If the LCOE reflected the real costs of intermittent energies, it would no longer be necessary to subsidize them. Thanks to their low cost, they would replace other sources of energy on wholesale markets and supply contracts, and would make a profit. And yet, in 2018, the Contribution to the Public Electricity Service paid by the French consumer (€22.5 / MWh) will finance subsidies to renewables, paying €2.9 billion to the producers of photovoltaic power and €1.5 billion to the owners of wind farms.[6] This is because for wind and solar there is no economic calculation that would allow the operators to pocket the high prices for energy at times of peak demand. Sometimes, however, their output falls at just the right time. This is the case in the southern states of the USA, where the demand for electricity is at a maximum in the summer months for air-conditioning when the sun produces the most, which generates good revenues for solar PV operators. But in the European Union peak demand for electricity is in the winter, when the sun sets. And PV panels generate the most in summer, whereas demand from holidaymakers is low. The poor timing for these sales does not generate enough revenue for renewable energies to be able to forego subsidies.[7]

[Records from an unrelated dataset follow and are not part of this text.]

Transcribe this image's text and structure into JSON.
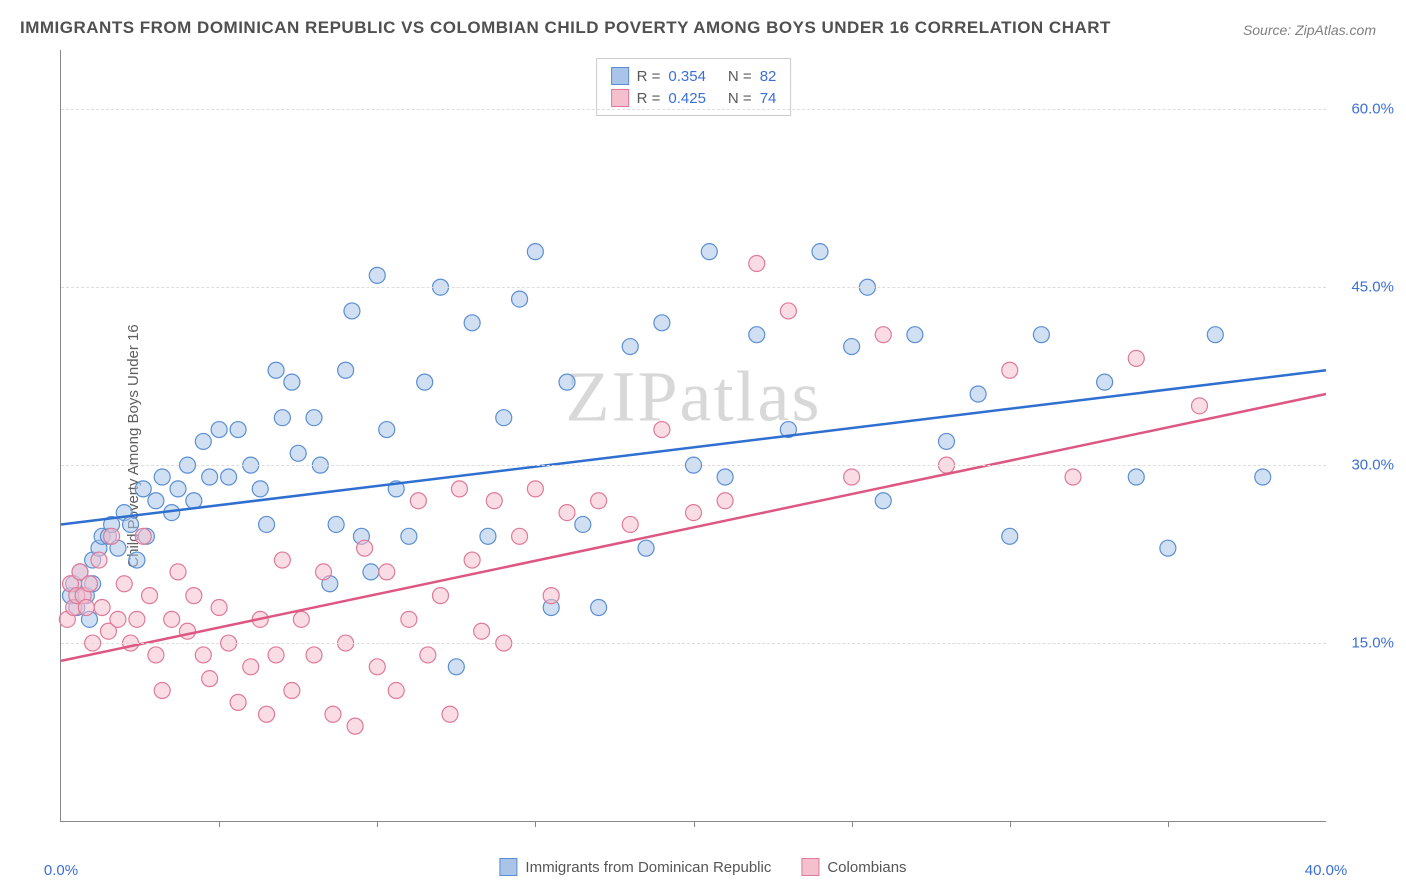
{
  "title": "IMMIGRANTS FROM DOMINICAN REPUBLIC VS COLOMBIAN CHILD POVERTY AMONG BOYS UNDER 16 CORRELATION CHART",
  "source_label": "Source: ZipAtlas.com",
  "y_axis_label": "Child Poverty Among Boys Under 16",
  "watermark": "ZIPatlas",
  "chart": {
    "type": "scatter",
    "xlim": [
      0,
      40
    ],
    "ylim": [
      0,
      65
    ],
    "x_ticks": [
      0,
      40
    ],
    "x_tick_labels": [
      "0.0%",
      "40.0%"
    ],
    "x_minor_ticks": [
      5,
      10,
      15,
      20,
      25,
      30,
      35
    ],
    "y_ticks": [
      15,
      30,
      45,
      60
    ],
    "y_tick_labels": [
      "15.0%",
      "30.0%",
      "45.0%",
      "60.0%"
    ],
    "background_color": "#ffffff",
    "grid_color": "#dddddd",
    "marker_radius": 8,
    "marker_stroke_width": 1.2,
    "line_width": 2.5,
    "series": [
      {
        "name": "Immigrants from Dominican Republic",
        "r_value": "0.354",
        "n_value": "82",
        "fill_color": "#a9c4e8",
        "stroke_color": "#5b8fd4",
        "fill_opacity": 0.55,
        "trend_line": {
          "x1": 0,
          "y1": 25,
          "x2": 40,
          "y2": 38,
          "color": "#2f6fd0"
        },
        "points": [
          [
            0.3,
            19
          ],
          [
            0.4,
            20
          ],
          [
            0.5,
            18
          ],
          [
            0.6,
            21
          ],
          [
            0.8,
            19
          ],
          [
            0.9,
            17
          ],
          [
            1.0,
            22
          ],
          [
            1.0,
            20
          ],
          [
            1.2,
            23
          ],
          [
            1.3,
            24
          ],
          [
            1.5,
            24
          ],
          [
            1.6,
            25
          ],
          [
            1.8,
            23
          ],
          [
            2.0,
            26
          ],
          [
            2.2,
            25
          ],
          [
            2.4,
            22
          ],
          [
            2.6,
            28
          ],
          [
            2.7,
            24
          ],
          [
            3.0,
            27
          ],
          [
            3.2,
            29
          ],
          [
            3.5,
            26
          ],
          [
            3.7,
            28
          ],
          [
            4.0,
            30
          ],
          [
            4.2,
            27
          ],
          [
            4.5,
            32
          ],
          [
            4.7,
            29
          ],
          [
            5.0,
            33
          ],
          [
            5.3,
            29
          ],
          [
            5.6,
            33
          ],
          [
            6.0,
            30
          ],
          [
            6.3,
            28
          ],
          [
            6.5,
            25
          ],
          [
            6.8,
            38
          ],
          [
            7.0,
            34
          ],
          [
            7.3,
            37
          ],
          [
            7.5,
            31
          ],
          [
            8.0,
            34
          ],
          [
            8.2,
            30
          ],
          [
            8.5,
            20
          ],
          [
            8.7,
            25
          ],
          [
            9.0,
            38
          ],
          [
            9.2,
            43
          ],
          [
            9.5,
            24
          ],
          [
            9.8,
            21
          ],
          [
            10.0,
            46
          ],
          [
            10.3,
            33
          ],
          [
            10.6,
            28
          ],
          [
            11.0,
            24
          ],
          [
            11.5,
            37
          ],
          [
            12.0,
            45
          ],
          [
            12.5,
            13
          ],
          [
            13.0,
            42
          ],
          [
            13.5,
            24
          ],
          [
            14.0,
            34
          ],
          [
            14.5,
            44
          ],
          [
            15.0,
            48
          ],
          [
            15.5,
            18
          ],
          [
            16.0,
            37
          ],
          [
            16.5,
            25
          ],
          [
            17.0,
            18
          ],
          [
            18.0,
            40
          ],
          [
            18.5,
            23
          ],
          [
            19.0,
            42
          ],
          [
            20.0,
            30
          ],
          [
            20.5,
            48
          ],
          [
            21.0,
            29
          ],
          [
            22.0,
            41
          ],
          [
            23.0,
            33
          ],
          [
            24.0,
            48
          ],
          [
            25.0,
            40
          ],
          [
            25.5,
            45
          ],
          [
            26.0,
            27
          ],
          [
            27.0,
            41
          ],
          [
            28.0,
            32
          ],
          [
            29.0,
            36
          ],
          [
            30.0,
            24
          ],
          [
            31.0,
            41
          ],
          [
            33.0,
            37
          ],
          [
            34.0,
            29
          ],
          [
            35.0,
            23
          ],
          [
            36.5,
            41
          ],
          [
            38.0,
            29
          ]
        ]
      },
      {
        "name": "Colombians",
        "r_value": "0.425",
        "n_value": "74",
        "fill_color": "#f5c0cd",
        "stroke_color": "#e07a99",
        "fill_opacity": 0.55,
        "trend_line": {
          "x1": 0,
          "y1": 13.5,
          "x2": 40,
          "y2": 36,
          "color": "#dd5782"
        },
        "points": [
          [
            0.2,
            17
          ],
          [
            0.3,
            20
          ],
          [
            0.4,
            18
          ],
          [
            0.5,
            19
          ],
          [
            0.6,
            21
          ],
          [
            0.7,
            19
          ],
          [
            0.8,
            18
          ],
          [
            0.9,
            20
          ],
          [
            1.0,
            15
          ],
          [
            1.2,
            22
          ],
          [
            1.3,
            18
          ],
          [
            1.5,
            16
          ],
          [
            1.6,
            24
          ],
          [
            1.8,
            17
          ],
          [
            2.0,
            20
          ],
          [
            2.2,
            15
          ],
          [
            2.4,
            17
          ],
          [
            2.6,
            24
          ],
          [
            2.8,
            19
          ],
          [
            3.0,
            14
          ],
          [
            3.2,
            11
          ],
          [
            3.5,
            17
          ],
          [
            3.7,
            21
          ],
          [
            4.0,
            16
          ],
          [
            4.2,
            19
          ],
          [
            4.5,
            14
          ],
          [
            4.7,
            12
          ],
          [
            5.0,
            18
          ],
          [
            5.3,
            15
          ],
          [
            5.6,
            10
          ],
          [
            6.0,
            13
          ],
          [
            6.3,
            17
          ],
          [
            6.5,
            9
          ],
          [
            6.8,
            14
          ],
          [
            7.0,
            22
          ],
          [
            7.3,
            11
          ],
          [
            7.6,
            17
          ],
          [
            8.0,
            14
          ],
          [
            8.3,
            21
          ],
          [
            8.6,
            9
          ],
          [
            9.0,
            15
          ],
          [
            9.3,
            8
          ],
          [
            9.6,
            23
          ],
          [
            10.0,
            13
          ],
          [
            10.3,
            21
          ],
          [
            10.6,
            11
          ],
          [
            11.0,
            17
          ],
          [
            11.3,
            27
          ],
          [
            11.6,
            14
          ],
          [
            12.0,
            19
          ],
          [
            12.3,
            9
          ],
          [
            12.6,
            28
          ],
          [
            13.0,
            22
          ],
          [
            13.3,
            16
          ],
          [
            13.7,
            27
          ],
          [
            14.0,
            15
          ],
          [
            14.5,
            24
          ],
          [
            15.0,
            28
          ],
          [
            15.5,
            19
          ],
          [
            16.0,
            26
          ],
          [
            17.0,
            27
          ],
          [
            18.0,
            25
          ],
          [
            19.0,
            33
          ],
          [
            20.0,
            26
          ],
          [
            21.0,
            27
          ],
          [
            22.0,
            47
          ],
          [
            23.0,
            43
          ],
          [
            25.0,
            29
          ],
          [
            26.0,
            41
          ],
          [
            28.0,
            30
          ],
          [
            30.0,
            38
          ],
          [
            32.0,
            29
          ],
          [
            34.0,
            39
          ],
          [
            36.0,
            35
          ]
        ]
      }
    ]
  },
  "legend_bottom": [
    {
      "label": "Immigrants from Dominican Republic",
      "fill": "#a9c4e8",
      "stroke": "#5b8fd4"
    },
    {
      "label": "Colombians",
      "fill": "#f5c0cd",
      "stroke": "#e07a99"
    }
  ]
}
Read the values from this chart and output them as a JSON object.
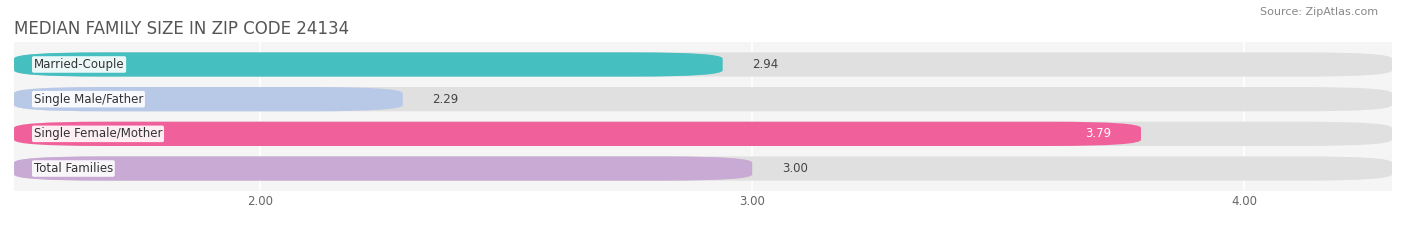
{
  "title": "MEDIAN FAMILY SIZE IN ZIP CODE 24134",
  "source": "Source: ZipAtlas.com",
  "categories": [
    "Married-Couple",
    "Single Male/Father",
    "Single Female/Mother",
    "Total Families"
  ],
  "values": [
    2.94,
    2.29,
    3.79,
    3.0
  ],
  "bar_colors": [
    "#45bfbf",
    "#b8c9e8",
    "#f0609a",
    "#c8aad4"
  ],
  "background_color": "#f5f5f5",
  "bar_bg_color": "#e8e8e8",
  "xlim_data": [
    1.5,
    4.3
  ],
  "xlim_display": [
    1.5,
    4.3
  ],
  "xticks": [
    2.0,
    3.0,
    4.0
  ],
  "xtick_labels": [
    "2.00",
    "3.00",
    "4.00"
  ],
  "label_fontsize": 8.5,
  "title_fontsize": 12,
  "source_fontsize": 8,
  "value_fontsize": 8.5,
  "bar_height": 0.7,
  "bar_gap": 0.25,
  "value_colors": [
    "#444444",
    "#444444",
    "#ffffff",
    "#444444"
  ]
}
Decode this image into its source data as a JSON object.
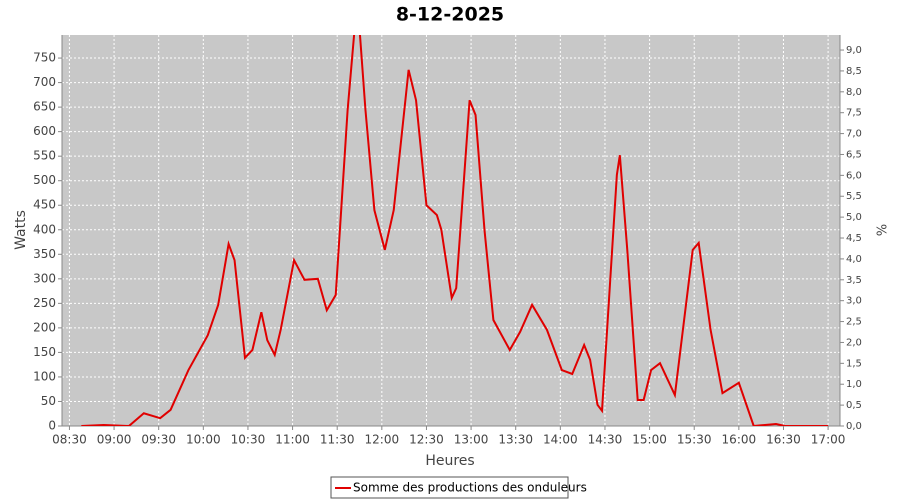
{
  "chart_data": {
    "type": "line",
    "title": "8-12-2025",
    "x_label": "Heures",
    "y_label": "Watts",
    "y2_label": "%",
    "x": [
      "08:38",
      "08:53",
      "09:10",
      "09:20",
      "09:31",
      "09:38",
      "09:50",
      "10:03",
      "10:10",
      "10:17",
      "10:21",
      "10:28",
      "10:33",
      "10:39",
      "10:43",
      "10:48",
      "10:52",
      "11:01",
      "11:08",
      "11:17",
      "11:23",
      "11:29",
      "11:37",
      "11:42",
      "11:45",
      "11:49",
      "11:55",
      "12:02",
      "12:08",
      "12:18",
      "12:23",
      "12:30",
      "12:37",
      "12:40",
      "12:47",
      "12:50",
      "12:59",
      "13:03",
      "13:09",
      "13:15",
      "13:26",
      "13:33",
      "13:41",
      "13:51",
      "14:01",
      "14:08",
      "14:16",
      "14:20",
      "14:25",
      "14:28",
      "14:38",
      "14:40",
      "14:45",
      "14:52",
      "14:56",
      "15:01",
      "15:07",
      "15:17",
      "15:29",
      "15:33",
      "15:41",
      "15:49",
      "16:00",
      "16:10",
      "16:25",
      "16:31",
      "17:00"
    ],
    "series": [
      {
        "name": "Somme des productions des onduleurs",
        "color": "#e00000",
        "values": [
          0,
          2,
          0,
          26,
          16,
          33,
          114,
          185,
          247,
          371,
          338,
          139,
          155,
          232,
          175,
          145,
          196,
          338,
          298,
          300,
          236,
          267,
          644,
          820,
          810,
          644,
          440,
          359,
          440,
          726,
          664,
          450,
          430,
          400,
          261,
          281,
          664,
          634,
          400,
          216,
          155,
          192,
          247,
          196,
          114,
          106,
          165,
          135,
          43,
          31,
          512,
          552,
          359,
          53,
          53,
          114,
          128,
          63,
          359,
          373,
          196,
          67,
          88,
          0,
          4,
          0,
          0
        ]
      }
    ],
    "xlim": [
      "08:25",
      "17:08"
    ],
    "xticks": [
      "08:30",
      "09:00",
      "09:30",
      "10:00",
      "10:30",
      "11:00",
      "11:30",
      "12:00",
      "12:30",
      "13:00",
      "13:30",
      "14:00",
      "14:30",
      "15:00",
      "15:30",
      "16:00",
      "16:30",
      "17:00"
    ],
    "ylim": [
      0,
      797
    ],
    "yticks": [
      0,
      50,
      100,
      150,
      200,
      250,
      300,
      350,
      400,
      450,
      500,
      550,
      600,
      650,
      700,
      750
    ],
    "y2lim": [
      0,
      9.36
    ],
    "y2ticks": [
      {
        "value": 0,
        "label": "0,0"
      },
      {
        "value": 0.5,
        "label": "0,5"
      },
      {
        "value": 1,
        "label": "1,0"
      },
      {
        "value": 1.5,
        "label": "1,5"
      },
      {
        "value": 2,
        "label": "2,0"
      },
      {
        "value": 2.5,
        "label": "2,5"
      },
      {
        "value": 3,
        "label": "3,0"
      },
      {
        "value": 3.5,
        "label": "3,5"
      },
      {
        "value": 4,
        "label": "4,0"
      },
      {
        "value": 4.5,
        "label": "4,5"
      },
      {
        "value": 5,
        "label": "5,0"
      },
      {
        "value": 5.5,
        "label": "5,5"
      },
      {
        "value": 6,
        "label": "6,0"
      },
      {
        "value": 6.5,
        "label": "6,5"
      },
      {
        "value": 7,
        "label": "7,0"
      },
      {
        "value": 7.5,
        "label": "7,5"
      },
      {
        "value": 8,
        "label": "8,0"
      },
      {
        "value": 8.5,
        "label": "8,5"
      },
      {
        "value": 9,
        "label": "9,0"
      }
    ],
    "grid": true,
    "legend": "bottom"
  }
}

The LCOE is a useful costing model for comparing technologies with identical time profiles, for example different types of photovoltaic panels. But the truly relevant unit when it comes to electricity is not the MWh generated, it is the MWh delivered to a given place at a given time. The credibility of the commitments made to achieving such deliveries is not a good fit with the intermittent nature of renewable energies taken in isolation. So, one must add to the LCOE the dynamic and stochastic elements drawn from the costs of the complementary technologies needed to guarantee electricity supplied by intermittent sources.


[1] The Economist, 17 March 2018. The graph in The Economist is taken from a study by Lazard "Levelized Cost of Energy 2017",


[3] Estimates vary considerably depending on whether or not the environmental and grid connections costs are included. For solar photovoltaic, see "A review of solar photovoltaic levelized cost of electricity" by K. Branker, M.J.M. Pathak and J.M. Pearce, Renewable and Sustainable Energy Reviews 15 (2011) 4470– 4482. Interested readers may wish to download a calculator such as the one proposed by the Danish Energy Agency:

[4] With this same discount rate, the expenses undertaken in 50 years currently only count for 10% of their future value, which explains why the financial provisions for dismantling are considered insufficient by environmentalists for whom future generations should be treated in the same way as the current generation. For them, the discount rate should be very low, or even zero.

[7] On this subject, see the examples given by Paul L. Joskow in "Comparing the costs of intermittent and dispatchable electricity generating technologies", The American Economic Review, Vol. 101, No. 3, May 2011, pp. 238-241.